In 2014, Panda and his team wanted to test whether obesity and other metabolic diseases are a direct result from an increased caloric intake from a high fat diet (HFD) or disruption to normal feeding cycle caused by eating frequently throughout day and night (ad lib).^[9] They subjected mice to two conditions: eating a HFD but either on a TRF schedule or ad lib. From this, they found that mice eating a HFD of equivalent caloric intake to that of their ad lib counterparts were protected against obesity, hyperinsulinemia, hepatic steatosis, inflammation and have improved motor coordination. The TRF diet was found to enhance CREB, mTOR and AMPK pathway function as well as the oscillations of the circadian clock and their target genes’ expression. Additionally, the TRF diet stabilized and even reversed the progression of metabolic diseases in mice with pre-existing obesity and type II diabetes.^[10]

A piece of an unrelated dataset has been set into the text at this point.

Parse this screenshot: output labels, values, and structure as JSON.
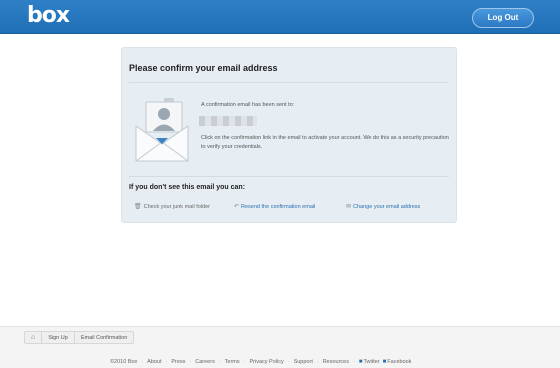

In 2015, Panda and his team performed tests involving his TRF diet in drosophila. They found similar results as before in that those under TRF had improved sleep (TRF flies were more active during the daytime) and prevention of body weight gain. Additionally, they also found that these results correlated with improvements in cardiac function of Drosophila. To do this, they measured the diameter of the beating Drosophila heart at full relaxation and contraction as well as the time interval between successive contractions to measure cardiac function parameters. These cardiac performance parameters - heart period (HP), systolic diameter (SD), systolic interval (SI), diastolic diameter (DD), and diastolic interval (DI), arrhythmia index (AI), and heart contractility - all showed smaller changes in TRF flies than that of their ad lib counterparts.

Panda created a smartphone app that monitored ingestion events in healthy adults.^{[11] [12]} They found that most subjects ate frequently and erratically throughout the day and their nighttime fasting duration equaled the amount of time in bed. Additionally, the app showed that most people consumed their calories late at night (>35% after 6pm vs <25% before noon). These subjects have a “metabolic jetlag” due to the discrepancies between their weekday vs workday eating patterns. In a new experiment, Panda put overweight individuals that consumed calories >14 hours in a single day on a TRF diet for only 10-11 hours daily. After 16 weeks, subjects had reduced body weight, more energy and improved sleep.^[13]

Selected Publications

• Melanopsin (Opn4) requirement for normal light-induced circadian phase shifting (2002)
• Coordinated transcription of key pathways in the mouse by the circadian clock (2002)
• Melanopsin Is Required for Non-Image-Forming Photic Responses in Blind Mice (2003)
• Illumination of the melanopsin signaling pathway (2005)
• Role of novel photopigment, melanopsin, in behavioral adaption to light (2007)
• CRY links the circadian clock and CREB-mediated gluconeogenesis (2010)
• Histone lysine demethylase JARID1a activates CLOCK-BMAL1 and influences the circadian clock (2011)

Awards

2003 Finalist for Science-Eppendorf Prize in Neurobiology.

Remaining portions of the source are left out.